Milano, 19 luglio 2019 - «Ho saputo che quella lettera era un elemento dell’accusa contro Binda. Il segreto mi stava lacerando l’anima. Ho scritto io la lettera In morte di un’amica». Nella deposizione attesissima dell’avvocato Piergiorgio Vittorini, al processo d’appello per l’omicidio di Lidia Macchi, la studentessa di Varese, non ancora ventunenne massacrata con 29 coltellate la sera del 5 gennaio 1987, si riportano le parole del presunto autore dell’epistola chiave del processo. La prosa anonima e poetica In morte di un’amica viene recapitata alla famiglia Macchi il 10 gennaio, poche ore prima dei funerali di Lidia. Viene subito attribuita all’assassino. È uno degli assi portanti, la prova fondante, della condanna all’ergastolo di Stefano Binda, per tre anni compagno di liceo classico di Lidia e come lei militante di Comunione e Liberazione. Binda ne ha sempre negato la paternità, la perizia l’attribuisce invece alla sua mano. 
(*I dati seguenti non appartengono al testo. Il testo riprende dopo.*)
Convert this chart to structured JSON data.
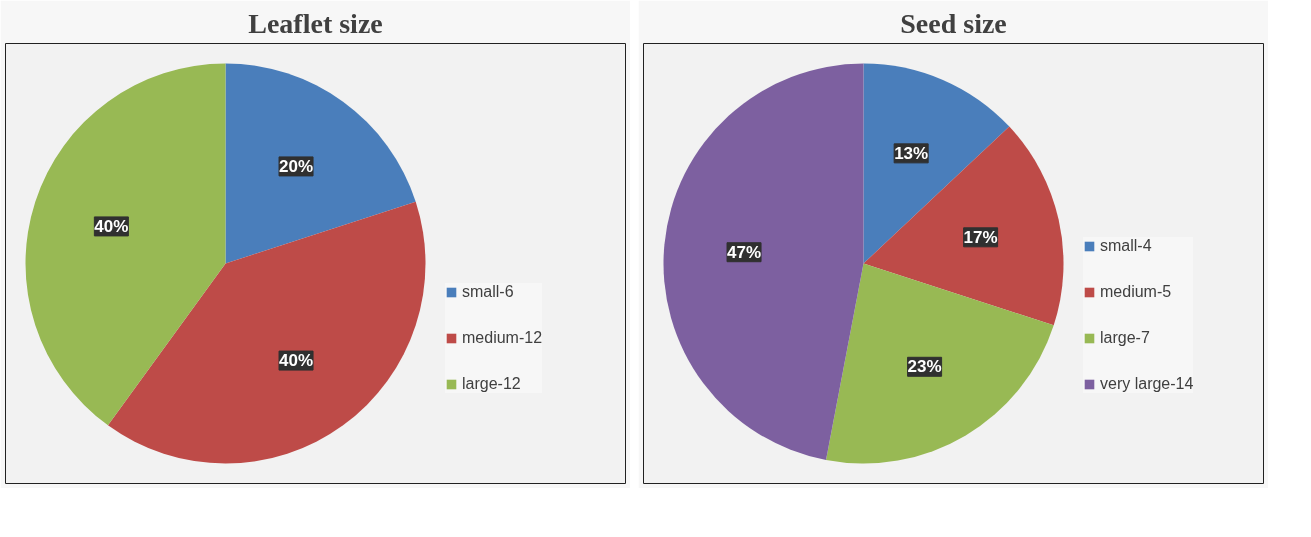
{
  "chart_data": [
    {
      "type": "pie",
      "title": "Leaflet size",
      "categories": [
        "small-6",
        "medium-12",
        "large-12"
      ],
      "values": [
        20,
        40,
        40
      ],
      "colors": [
        "#4a7ebb",
        "#be4b48",
        "#98b954"
      ],
      "value_labels": [
        "20%",
        "40%",
        "40%"
      ],
      "legend": "right"
    },
    {
      "type": "pie",
      "title": "Seed size",
      "categories": [
        "small-4",
        "medium-5",
        "large-7",
        "very large-14"
      ],
      "values": [
        13,
        17,
        23,
        47
      ],
      "colors": [
        "#4a7ebb",
        "#be4b48",
        "#98b954",
        "#7d60a0"
      ],
      "value_labels": [
        "13%",
        "17%",
        "23%",
        "47%"
      ],
      "legend": "right"
    }
  ]
}
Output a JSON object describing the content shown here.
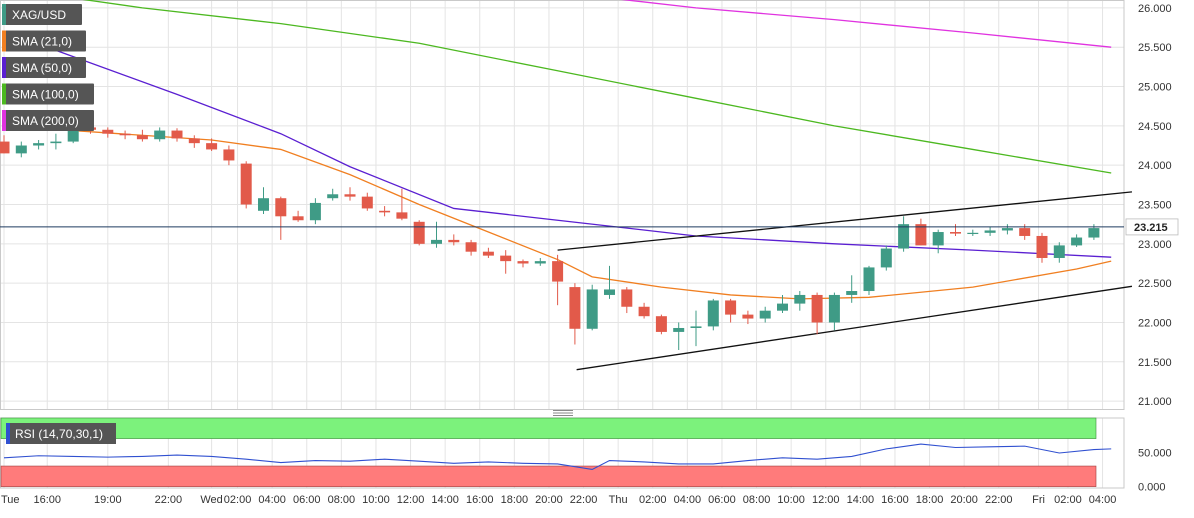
{
  "chart_data": [
    {
      "type": "candlestick",
      "symbol": "XAG/USD",
      "ylim": [
        20.9,
        26.1
      ],
      "y_ticks": [
        "26.000",
        "25.500",
        "25.000",
        "24.500",
        "24.000",
        "23.500",
        "23.000",
        "22.500",
        "22.000",
        "21.500",
        "21.000"
      ],
      "x_ticks": [
        "Tue",
        "16:00",
        "19:00",
        "22:00",
        "Wed",
        "02:00",
        "04:00",
        "06:00",
        "08:00",
        "10:00",
        "12:00",
        "14:00",
        "16:00",
        "18:00",
        "20:00",
        "22:00",
        "Thu",
        "02:00",
        "04:00",
        "06:00",
        "08:00",
        "10:00",
        "12:00",
        "14:00",
        "16:00",
        "18:00",
        "20:00",
        "22:00",
        "Fri",
        "02:00",
        "04:00"
      ],
      "x_tick_index": [
        0,
        2.5,
        6,
        9.5,
        12,
        13.5,
        15.5,
        17.5,
        19.5,
        21.5,
        23.5,
        25.5,
        27.5,
        29.5,
        31.5,
        33.5,
        35.5,
        37.5,
        39.5,
        41.5,
        43.5,
        45.5,
        47.5,
        49.5,
        51.5,
        53.5,
        55.5,
        57.5,
        59.8,
        61.5,
        63.5
      ],
      "last_price": "23.215",
      "last_price_value": 23.215,
      "candles": [
        [
          24.3,
          24.38,
          24.15,
          24.15
        ],
        [
          24.15,
          24.3,
          24.1,
          24.25
        ],
        [
          24.25,
          24.32,
          24.2,
          24.28
        ],
        [
          24.28,
          24.4,
          24.2,
          24.3
        ],
        [
          24.3,
          24.52,
          24.28,
          24.48
        ],
        [
          24.48,
          24.5,
          24.4,
          24.45
        ],
        [
          24.45,
          24.48,
          24.35,
          24.4
        ],
        [
          24.4,
          24.44,
          24.33,
          24.38
        ],
        [
          24.38,
          24.45,
          24.3,
          24.33
        ],
        [
          24.33,
          24.48,
          24.3,
          24.44
        ],
        [
          24.44,
          24.47,
          24.3,
          24.34
        ],
        [
          24.34,
          24.38,
          24.22,
          24.28
        ],
        [
          24.28,
          24.34,
          24.18,
          24.2
        ],
        [
          24.2,
          24.25,
          24.0,
          24.06
        ],
        [
          24.02,
          24.05,
          23.45,
          23.5
        ],
        [
          23.42,
          23.72,
          23.38,
          23.58
        ],
        [
          23.58,
          23.6,
          23.05,
          23.35
        ],
        [
          23.35,
          23.42,
          23.28,
          23.3
        ],
        [
          23.3,
          23.58,
          23.25,
          23.52
        ],
        [
          23.58,
          23.7,
          23.55,
          23.63
        ],
        [
          23.63,
          23.72,
          23.55,
          23.6
        ],
        [
          23.6,
          23.65,
          23.42,
          23.45
        ],
        [
          23.42,
          23.48,
          23.35,
          23.4
        ],
        [
          23.4,
          23.7,
          23.3,
          23.32
        ],
        [
          23.28,
          23.3,
          22.98,
          23.0
        ],
        [
          23.0,
          23.28,
          22.95,
          23.05
        ],
        [
          23.05,
          23.12,
          22.98,
          23.02
        ],
        [
          23.02,
          23.05,
          22.85,
          22.9
        ],
        [
          22.9,
          22.95,
          22.82,
          22.85
        ],
        [
          22.85,
          22.92,
          22.62,
          22.78
        ],
        [
          22.78,
          22.8,
          22.7,
          22.75
        ],
        [
          22.75,
          22.82,
          22.72,
          22.78
        ],
        [
          22.78,
          22.86,
          22.22,
          22.52
        ],
        [
          22.45,
          22.5,
          21.72,
          21.92
        ],
        [
          21.92,
          22.48,
          21.9,
          22.42
        ],
        [
          22.35,
          22.72,
          22.3,
          22.42
        ],
        [
          22.42,
          22.45,
          22.12,
          22.2
        ],
        [
          22.2,
          22.25,
          22.05,
          22.08
        ],
        [
          22.08,
          22.1,
          21.85,
          21.88
        ],
        [
          21.88,
          22.0,
          21.65,
          21.93
        ],
        [
          21.93,
          22.15,
          21.7,
          21.95
        ],
        [
          21.95,
          22.3,
          21.9,
          22.28
        ],
        [
          22.28,
          22.3,
          22.0,
          22.1
        ],
        [
          22.1,
          22.15,
          21.98,
          22.05
        ],
        [
          22.05,
          22.2,
          22.0,
          22.15
        ],
        [
          22.15,
          22.35,
          22.12,
          22.24
        ],
        [
          22.24,
          22.4,
          22.15,
          22.35
        ],
        [
          22.35,
          22.38,
          21.85,
          22.0
        ],
        [
          22.0,
          22.38,
          21.9,
          22.35
        ],
        [
          22.35,
          22.6,
          22.25,
          22.4
        ],
        [
          22.4,
          22.72,
          22.35,
          22.7
        ],
        [
          22.7,
          22.98,
          22.66,
          22.94
        ],
        [
          22.94,
          23.35,
          22.9,
          23.25
        ],
        [
          23.25,
          23.32,
          22.98,
          22.98
        ],
        [
          22.98,
          23.18,
          22.88,
          23.15
        ],
        [
          23.15,
          23.25,
          23.1,
          23.13
        ],
        [
          23.13,
          23.18,
          23.1,
          23.14
        ],
        [
          23.14,
          23.22,
          23.1,
          23.17
        ],
        [
          23.17,
          23.25,
          23.12,
          23.2
        ],
        [
          23.2,
          23.25,
          23.05,
          23.1
        ],
        [
          23.1,
          23.14,
          22.76,
          22.82
        ],
        [
          22.82,
          23.02,
          22.76,
          22.98
        ],
        [
          22.98,
          23.12,
          22.96,
          23.08
        ],
        [
          23.08,
          23.25,
          23.05,
          23.2
        ]
      ],
      "series": [
        {
          "name": "SMA (21,0)",
          "color": "#f07f21",
          "x": [
            0,
            12,
            16,
            20,
            24,
            28,
            32,
            34,
            38,
            42,
            46,
            50,
            56,
            62,
            64
          ],
          "y": [
            24.5,
            24.32,
            24.2,
            23.88,
            23.5,
            23.15,
            22.8,
            22.58,
            22.45,
            22.35,
            22.3,
            22.32,
            22.45,
            22.68,
            22.78
          ]
        },
        {
          "name": "SMA (50,0)",
          "color": "#5a1fd1",
          "x": [
            0,
            4,
            10,
            16,
            20,
            26,
            32,
            40,
            48,
            56,
            64
          ],
          "y": [
            25.7,
            25.38,
            24.9,
            24.4,
            23.98,
            23.45,
            23.3,
            23.1,
            23.0,
            22.92,
            22.83
          ]
        },
        {
          "name": "SMA (100,0)",
          "color": "#4cb820",
          "x": [
            0,
            8,
            16,
            24,
            32,
            40,
            48,
            56,
            64
          ],
          "y": [
            26.25,
            26.0,
            25.8,
            25.55,
            25.2,
            24.85,
            24.5,
            24.2,
            23.9
          ]
        },
        {
          "name": "SMA (200,0)",
          "color": "#e033e0",
          "x": [
            32,
            40,
            48,
            56,
            64
          ],
          "y": [
            26.2,
            26.0,
            25.85,
            25.68,
            25.5
          ]
        }
      ],
      "trendlines": [
        {
          "x": [
            32,
            65.2
          ],
          "y": [
            22.92,
            23.66
          ]
        },
        {
          "x": [
            33.1,
            65.2
          ],
          "y": [
            21.4,
            22.46
          ]
        }
      ]
    },
    {
      "type": "line",
      "name": "RSI (14,70,30,1)",
      "ylim": [
        -2,
        100
      ],
      "y_ticks": [
        "50.000",
        "0.000"
      ],
      "overbought_band": [
        70,
        100
      ],
      "oversold_band": [
        0,
        30
      ],
      "band_colors": {
        "overbought": "#7cf27c",
        "oversold": "#ff7b7b"
      },
      "line_color": "#3050d0",
      "x": [
        0,
        2,
        4,
        6,
        8,
        10,
        12,
        14,
        16,
        18,
        20,
        22,
        24,
        26,
        28,
        30,
        32,
        34,
        35,
        37,
        39,
        41,
        43,
        45,
        47,
        49,
        51,
        53,
        55,
        57,
        59,
        61,
        63,
        64
      ],
      "y": [
        42,
        45,
        44,
        43,
        44,
        46,
        44,
        40,
        35,
        38,
        37,
        40,
        37,
        34,
        36,
        34,
        33,
        25,
        38,
        36,
        33,
        33,
        38,
        42,
        40,
        44,
        55,
        62,
        57,
        58,
        59,
        49,
        54,
        55
      ]
    }
  ],
  "legend": [
    "XAG/USD",
    "SMA (21,0)",
    "SMA (50,0)",
    "SMA (100,0)",
    "SMA (200,0)"
  ],
  "colors": {
    "bull": "#3f9b86",
    "bear": "#e25a4a",
    "price_line": "#1e3a5f",
    "grid": "#e4e4e4",
    "legend_bg": "#555555"
  }
}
La deposizione di Vittorini è il ‘cuore’ di un’udienza lunga e spigolosa che nel finale riserva una deflagrazione con l’avvocato Daniele Pizzi, parte civile per la madre e i due fratelli della Macchi, che ricusa il collegio giudicante. L’avvocato Vittorini non ha mai visto l’uomo che gli si presenta in studio in un giorno fra la fine di febbraio e l’inizio di marzo del 2017 e che rivedrà ancora una volta. Riserbo assoluto sul nome, segreto professionale. È «un signore di alto livello professionale», laureato, cattolico, ha famiglia, figli. Non conosceva la famiglia Macchi e non conosceva Lidia, con cui «condivideva la scelta religiosa di Comunione e Liberazione». «Se lei è l’omicida esigo che me lo dica», premette l’avvocato. No. La sera del delitto non era a Varese, ma «in questa città» (Milano?). Però non disponeva di riscontri, era privo di alibi e per questo non si era presentato alla polizia. «Mi ha chiesto se potevo essere il suo legale e se quanto mi rivelava sarebbe stato tutelato dal segreto professionale. Lo spingeva un dovere morale. Era seriamente preoccupato perché la lettera veniva attribuita a Binda. Aveva seri problemi di coscienza, visto che l’autore della lettera era lui. L’aveva scritta perché riteneva che fosse la maniera più corretta per manifestare il suo cordoglio ai familiari».  Dopo essersi consultato con il presidente dell’Ordine degli avvocati di Brescia, Vittorini ha informato il presidente del tribunale di Varese (dove si sarebbe tenuto il processo di I grado), il presidente dell’Assise, la procura generale, i difensori di Stefano Binda. Immediata l’offensiva dell’accusa e della parte civile. La presidente della prima Corte d’Assise d’appello, Ivana Caputo, aggiorna il dibattimento al 24 luglio per la discussione e forse la sentenza, quando ecco il coup de théâtre della parte civile. L’avvocato Pizzi propone istanza di ricusazione della Corte. «Si ritiene – scandisce – il collegio assolutamente prevenuto di fronte a qualunque eccezione proposta dalla parte civile. Fin dalla prima udienza si è vista una manifesta anticipazione di giudizio».